The indexing issue points to a structural weakness in the book: arranging the maps by country obscures the comparisons that are the main point of the study. Most of the discussion of similarities and differences occurs in the introduction, and this could have given a strong framework to the entire book. Instead, many of the details from the map discussions are brought into the introduction, and the country sections are left to stand on their own. There is more supporting information in those sections, but the text does not do a good job of tying that information back to the points in the introduction. The book has no concluding section; it finishes with a couple of paragraphs at the end of the section on Japanese maps that only weakly restate the study’s point.
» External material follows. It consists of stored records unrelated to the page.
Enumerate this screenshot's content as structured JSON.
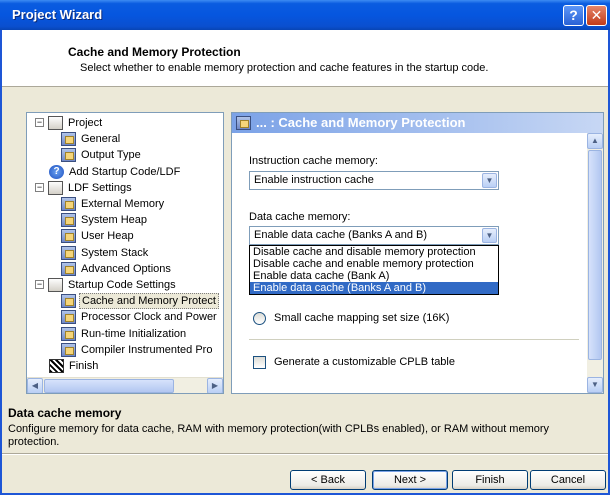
{
  "window": {
    "title": "Project Wizard",
    "help_glyph": "?",
    "close_glyph": "✕"
  },
  "header": {
    "title": "Cache and Memory Protection",
    "subtitle": "Select whether to enable memory protection and cache features in the startup code."
  },
  "tree": {
    "items": [
      {
        "label": "Project",
        "icon": "folder-icon",
        "expander": "−"
      },
      {
        "label": "General",
        "icon": "page-settings-icon"
      },
      {
        "label": "Output Type",
        "icon": "page-settings-icon"
      },
      {
        "label": "Add Startup Code/LDF",
        "icon": "help-icon"
      },
      {
        "label": "LDF Settings",
        "icon": "folder-icon",
        "expander": "−"
      },
      {
        "label": "External Memory",
        "icon": "page-settings-icon"
      },
      {
        "label": "System Heap",
        "icon": "page-settings-icon"
      },
      {
        "label": "User Heap",
        "icon": "page-settings-icon"
      },
      {
        "label": "System Stack",
        "icon": "page-settings-icon"
      },
      {
        "label": "Advanced Options",
        "icon": "page-settings-icon"
      },
      {
        "label": "Startup Code Settings",
        "icon": "folder-icon",
        "expander": "−"
      },
      {
        "label": "Cache and Memory Protect",
        "icon": "page-settings-icon"
      },
      {
        "label": "Processor Clock and Power",
        "icon": "page-settings-icon"
      },
      {
        "label": "Run-time Initialization",
        "icon": "page-settings-icon"
      },
      {
        "label": "Compiler Instrumented Pro",
        "icon": "page-settings-icon"
      },
      {
        "label": "Finish",
        "icon": "checkered-flag-icon"
      }
    ],
    "selected_index": 11
  },
  "panel": {
    "title": "... : Cache and Memory Protection",
    "instruction_label": "Instruction cache memory:",
    "instruction_value": "Enable instruction cache",
    "data_label": "Data cache memory:",
    "data_value": "Enable data cache (Banks A and B)",
    "data_options": [
      "Disable cache and disable memory protection",
      "Disable cache and enable memory protection",
      "Enable data cache (Bank A)",
      "Enable data cache (Banks A and B)"
    ],
    "data_selected_index": 3,
    "radio_label": "Small cache mapping set size (16K)",
    "checkbox_label": "Generate a customizable CPLB table"
  },
  "description": {
    "title": "Data cache memory",
    "text": "Configure memory for data cache, RAM with memory protection(with CPLBs enabled), or RAM without memory protection."
  },
  "buttons": {
    "back": "< Back",
    "next": "Next >",
    "finish": "Finish",
    "cancel": "Cancel"
  },
  "colors": {
    "titlebar": "#0656df",
    "selection": "#316ac5",
    "panel_header": "#7ba2e7"
  }
}
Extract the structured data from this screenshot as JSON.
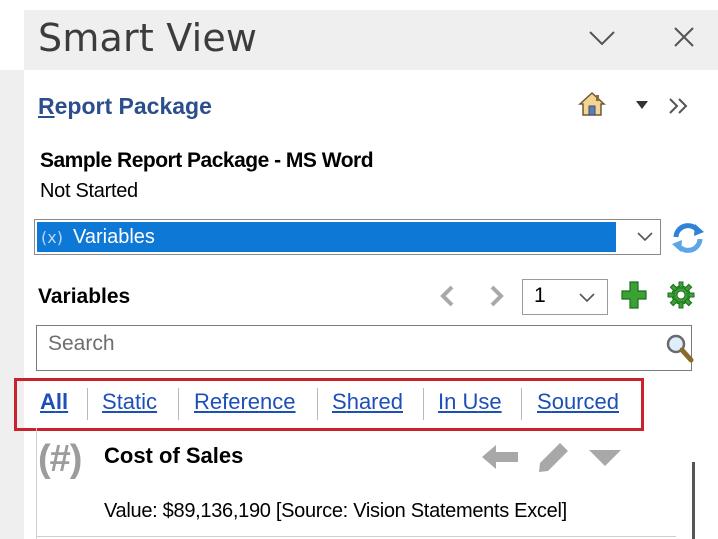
{
  "panel": {
    "title": "Smart View"
  },
  "report_package": {
    "link_label_prefix": "R",
    "link_label_rest": "eport Package",
    "name": "Sample Report Package - MS Word",
    "status": "Not Started"
  },
  "dropdown": {
    "selected": "Variables"
  },
  "variables_section": {
    "label": "Variables",
    "page_value": "1",
    "search_placeholder": "Search"
  },
  "filters": {
    "tabs": [
      {
        "pre": "",
        "acc": "A",
        "post": "ll",
        "selected": true
      },
      {
        "pre": "",
        "acc": "S",
        "post": "tatic",
        "selected": false
      },
      {
        "pre": "",
        "acc": "R",
        "post": "eference",
        "selected": false
      },
      {
        "pre": "S",
        "acc": "h",
        "post": "ared",
        "selected": false
      },
      {
        "pre": "In ",
        "acc": "U",
        "post": "se",
        "selected": false
      },
      {
        "pre": "S",
        "acc": "o",
        "post": "urced",
        "selected": false
      }
    ]
  },
  "variable_item": {
    "type_symbol": "(#)",
    "name": "Cost of Sales",
    "value_line": "Value:  $89,136,190  [Source: Vision Statements Excel]"
  },
  "colors": {
    "accent_blue": "#0e78d7",
    "link_blue": "#1d4fb8",
    "highlight_red": "#c8232c",
    "icon_green": "#3aa235"
  }
}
The result is a book that is disjointed, presenting a study in the introduction that is interesting but limited, and three sections heavy on detailed description but only loosely connected to the study.
Cartographic Traditions in East Asian Maps is visually appealing, but it is not a book for the general public. It seems to be written for other scholars of East Asian art. The lack of clarity in the text makes it necessary to have some background in the history and art of this region to fully appreciate the significance of the maps examined. Still, it does accomplish the author’s goal of being a starting point for further discussion and examination of its topic. This book would make an appropriate addition to libraries having a strong focus on East Asian art, history, and culture, or for institutions with an interest in maps as cultural artefacts, but it is probably not appropriate for more general collections.